Insider

Brazil’s new Supreme Court chief justice takes office

supreme court Chief Justice Luís Roberto Barroso. Photo: STF
Chief Justice Luís Roberto Barroso. Photo: STF

Supreme Court Justice Luís Roberto Barroso took over the rotating position of chief justice on Thursday. In his speech, he supported the court’s work, arguing that “it is not about activism, but rather about institutional design.”

Chief Justice Barroso said that Brazil’s Constitution is unusually large compared to other countries and includes a lot of subjects. “Including an issue in the Constitution is largely to remove it from politics and bring it into law.” Hence, he said, “a court’s virtue can never be measured by polls.”

Luís Roberto Barroso is taking over days after the far-right opposition announced several measures to counter the Supreme Court’s agenda, most notably on issues such as abortion, drugs, same-sex marriage, and indigenous land rights. Far-right lawmakers often accuse the court of “judicial activism” and of “usurping” or interfering with what they understand should be left up to Congress.

In Brazil, the Supreme Court’s chief justices serve two-year terms. It is tradition — though not technically law — to always choose the most senior justice who has not yet served as the 11-member court’s president. Justice Edson Fachin took over today as the court’s deputy chief and will become chief justice in 2025.

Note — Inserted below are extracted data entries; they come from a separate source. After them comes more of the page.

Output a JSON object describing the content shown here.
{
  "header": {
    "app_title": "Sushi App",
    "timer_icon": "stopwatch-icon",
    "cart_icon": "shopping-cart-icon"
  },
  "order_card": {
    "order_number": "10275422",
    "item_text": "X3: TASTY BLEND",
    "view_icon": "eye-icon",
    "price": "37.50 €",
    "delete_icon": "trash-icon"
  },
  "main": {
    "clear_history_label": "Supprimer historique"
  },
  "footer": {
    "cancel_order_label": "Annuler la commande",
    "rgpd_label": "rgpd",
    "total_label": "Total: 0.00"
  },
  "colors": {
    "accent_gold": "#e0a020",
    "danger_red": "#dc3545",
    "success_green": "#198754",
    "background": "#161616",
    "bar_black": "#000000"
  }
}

Chief Justice Barroso was appointed to the Supreme Court in 2013 by then-President Dilma Rousseff, after serving as a prosecutor in his home state of Rio de Janeiro and later as an attorney. As a lawyer, he argued pro bono in landmark cases such as the 2011 ruling that recognized same-sex unions as having the same rights as heterosexual ones.

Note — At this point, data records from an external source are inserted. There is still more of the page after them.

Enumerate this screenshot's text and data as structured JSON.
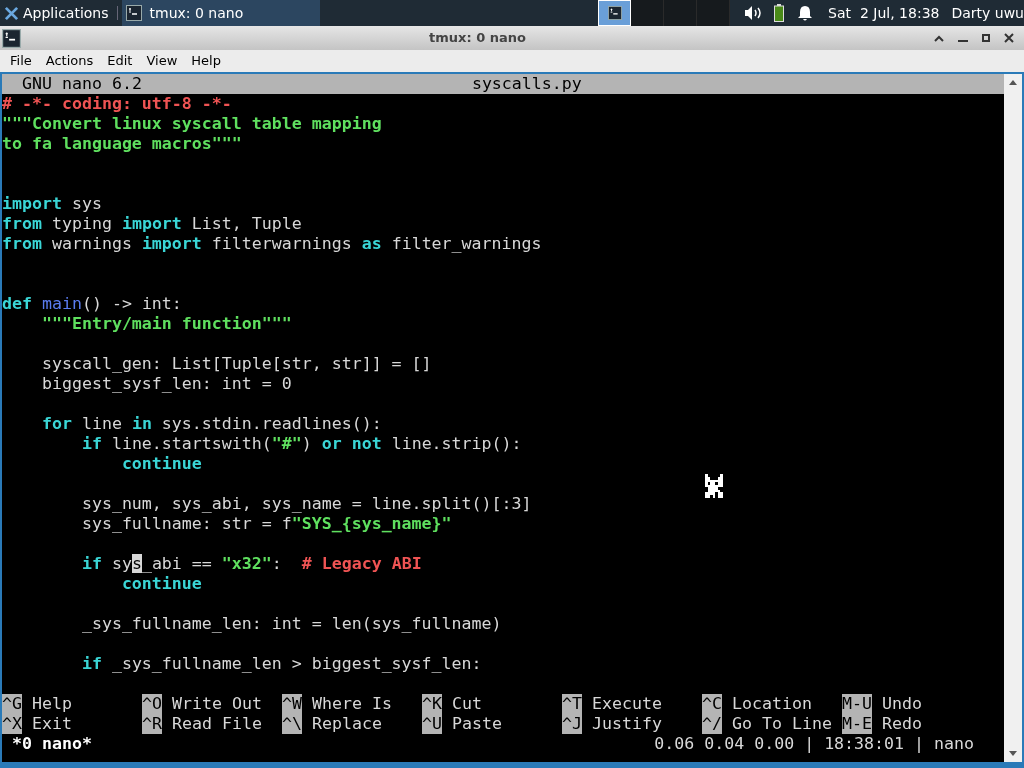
{
  "panel": {
    "menu_label": "Applications",
    "tasks": [
      {
        "label": "tmux: 0 nano",
        "selected": true
      }
    ],
    "workspaces": [
      {
        "selected": true
      },
      {
        "selected": false
      },
      {
        "selected": false
      },
      {
        "selected": false
      }
    ],
    "clock": "Sat  2 Jul, 18:38",
    "user": "Darty uwu"
  },
  "window": {
    "title": "tmux: 0 nano"
  },
  "menu": [
    "File",
    "Actions",
    "Edit",
    "View",
    "Help"
  ],
  "nano": {
    "version": "GNU nano 6.2",
    "filename": "syscalls.py",
    "lines": [
      {
        "kind": "code",
        "segments": [
          {
            "kind": "comment",
            "text": "# -*- coding: utf-8 -*-"
          }
        ]
      },
      {
        "kind": "code",
        "segments": [
          {
            "kind": "string",
            "text": "\"\"\"Convert linux syscall table mapping"
          }
        ]
      },
      {
        "kind": "code",
        "segments": [
          {
            "kind": "string",
            "text": "to fa language macros\"\"\""
          }
        ]
      },
      {
        "kind": "blank"
      },
      {
        "kind": "blank"
      },
      {
        "kind": "code",
        "segments": [
          {
            "kind": "keyword",
            "text": "import"
          },
          {
            "kind": "plain",
            "text": " sys"
          }
        ]
      },
      {
        "kind": "code",
        "segments": [
          {
            "kind": "keyword",
            "text": "from"
          },
          {
            "kind": "plain",
            "text": " typing "
          },
          {
            "kind": "keyword",
            "text": "import"
          },
          {
            "kind": "plain",
            "text": " List, Tuple"
          }
        ]
      },
      {
        "kind": "code",
        "segments": [
          {
            "kind": "keyword",
            "text": "from"
          },
          {
            "kind": "plain",
            "text": " warnings "
          },
          {
            "kind": "keyword",
            "text": "import"
          },
          {
            "kind": "plain",
            "text": " filterwarnings "
          },
          {
            "kind": "keyword",
            "text": "as"
          },
          {
            "kind": "plain",
            "text": " filter_warnings"
          }
        ]
      },
      {
        "kind": "blank"
      },
      {
        "kind": "blank"
      },
      {
        "kind": "code",
        "segments": [
          {
            "kind": "keyword",
            "text": "def"
          },
          {
            "kind": "function",
            "text": " main"
          },
          {
            "kind": "plain",
            "text": "() -> int:"
          }
        ]
      },
      {
        "kind": "code",
        "segments": [
          {
            "kind": "string",
            "text": "    \"\"\"Entry/main function\"\"\""
          }
        ]
      },
      {
        "kind": "blank"
      },
      {
        "kind": "code",
        "segments": [
          {
            "kind": "plain",
            "text": "    syscall_gen: List[Tuple[str, str]] = []"
          }
        ]
      },
      {
        "kind": "code",
        "segments": [
          {
            "kind": "plain",
            "text": "    biggest_sysf_len: int = 0"
          }
        ]
      },
      {
        "kind": "blank"
      },
      {
        "kind": "code",
        "segments": [
          {
            "kind": "keyword",
            "text": "    for"
          },
          {
            "kind": "plain",
            "text": " line "
          },
          {
            "kind": "keyword",
            "text": "in"
          },
          {
            "kind": "plain",
            "text": " sys.stdin.readlines():"
          }
        ]
      },
      {
        "kind": "code",
        "segments": [
          {
            "kind": "keyword",
            "text": "        if"
          },
          {
            "kind": "plain",
            "text": " line.startswith("
          },
          {
            "kind": "string",
            "text": "\"#\""
          },
          {
            "kind": "plain",
            "text": ") "
          },
          {
            "kind": "keyword",
            "text": "or not"
          },
          {
            "kind": "plain",
            "text": " line.strip():"
          }
        ]
      },
      {
        "kind": "code",
        "segments": [
          {
            "kind": "keyword",
            "text": "            continue"
          }
        ]
      },
      {
        "kind": "blank"
      },
      {
        "kind": "code",
        "segments": [
          {
            "kind": "plain",
            "text": "        sys_num, sys_abi, sys_name = line.split()[:3]"
          }
        ]
      },
      {
        "kind": "code",
        "segments": [
          {
            "kind": "plain",
            "text": "        sys_fullname: str = f"
          },
          {
            "kind": "string",
            "text": "\"SYS_{sys_name}\""
          }
        ]
      },
      {
        "kind": "blank"
      },
      {
        "kind": "code",
        "segments": [
          {
            "kind": "keyword",
            "text": "        if"
          },
          {
            "kind": "plain",
            "text": " sy"
          },
          {
            "kind": "cursor",
            "text": "s"
          },
          {
            "kind": "plain",
            "text": "_abi == "
          },
          {
            "kind": "string",
            "text": "\"x32\""
          },
          {
            "kind": "plain",
            "text": ":  "
          },
          {
            "kind": "comment",
            "text": "# Legacy ABI"
          }
        ]
      },
      {
        "kind": "code",
        "segments": [
          {
            "kind": "keyword",
            "text": "            continue"
          }
        ]
      },
      {
        "kind": "blank"
      },
      {
        "kind": "code",
        "segments": [
          {
            "kind": "plain",
            "text": "        _sys_fullname_len: int = len(sys_fullname)"
          }
        ]
      },
      {
        "kind": "blank"
      },
      {
        "kind": "code",
        "segments": [
          {
            "kind": "keyword",
            "text": "        if"
          },
          {
            "kind": "plain",
            "text": " _sys_fullname_len > biggest_sysf_len:"
          }
        ]
      }
    ],
    "shortcuts": [
      {
        "key": "^G",
        "label": "Help"
      },
      {
        "key": "^O",
        "label": "Write Out"
      },
      {
        "key": "^W",
        "label": "Where Is"
      },
      {
        "key": "^K",
        "label": "Cut"
      },
      {
        "key": "^T",
        "label": "Execute"
      },
      {
        "key": "^C",
        "label": "Location"
      },
      {
        "key": "M-U",
        "label": "Undo"
      },
      {
        "key": "^X",
        "label": "Exit"
      },
      {
        "key": "^R",
        "label": "Read File"
      },
      {
        "key": "^\\",
        "label": "Replace"
      },
      {
        "key": "^U",
        "label": "Paste"
      },
      {
        "key": "^J",
        "label": "Justify"
      },
      {
        "key": "^/",
        "label": "Go To Line"
      },
      {
        "key": "M-E",
        "label": "Redo"
      }
    ]
  },
  "tmux": {
    "window": "*0 nano*",
    "status": "0.06 0.04 0.00 | 18:38:01 | nano"
  }
}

Chief Justice Barroso also served as chief of the Superior Electoral Court from 2020 to 2022. As The Brazilian Report revealed, in this position, he led an effort to acquire semiconductors for voting machines at the height of the global chip crisis — with the help of current and retired U.S. officials. He also publicly opposed efforts by the Jair Bolsonaro administration to reinstate printed ballot receipts, a key part of the far-right’s campaign to try to discredit Brazil’s electoral system.

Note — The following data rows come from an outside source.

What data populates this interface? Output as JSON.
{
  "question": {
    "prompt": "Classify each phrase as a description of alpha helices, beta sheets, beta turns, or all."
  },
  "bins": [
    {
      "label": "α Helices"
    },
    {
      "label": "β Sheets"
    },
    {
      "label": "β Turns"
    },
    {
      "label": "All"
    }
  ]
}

Mr. Barroso holds a Ph.D. in public law from his alma mater, the State University of Rio de Janeiro, where he is still a professor. He’s an active social media user and famously tweets his weekend recommendations every Friday — always a book, a poem, and a song, often with strong underlying connotations to current events.

Unlike his predecessor, the discreet Justice Rosa Weber, who is leaving the court after hitting the mandatory retirement age of 75, Justice Barroso is not shy about giving interviews, with one of his first coming three months after he joined the Supreme Court.

Chief Justice Barroso is known for his loose tongue. In 2018, during a live televised Supreme Court session, he told Justice Gilmar Mendes that he was a “horrible person, a mixture of evil and backwardness, with pinches of psychopathy.” Late last year, he told a supporter of former President Jair Bolsonaro who heckled him on the street: “You lost, dummy” — in a reference to the 2022 election.

Like all of his colleagues nominated by Ms. Rousseff, Chief Justice Barroso sided with the tight 6-5 majority that rejected an appeal by Luiz Inácio Lula da Silva in 2018, paving the way for his arrest on corruption charges. 

Mr. Barroso later also joined the 8-3 majority that quashed all of Lula’s convictions in 2021, on the understanding that the 13th Court of Curitiba did not have jurisdiction to try the case and that former judge Sergio Moro was biased in his rulings of the Car Wash trials.

As usual at Brazil’s Supreme Court, Mr. Barroso took over the position of Chief Justice in a lavish televised ceremony, including guests arriving on a red carpet. Maria Bethânia, a popular singer and songwriter, sang the national anthem.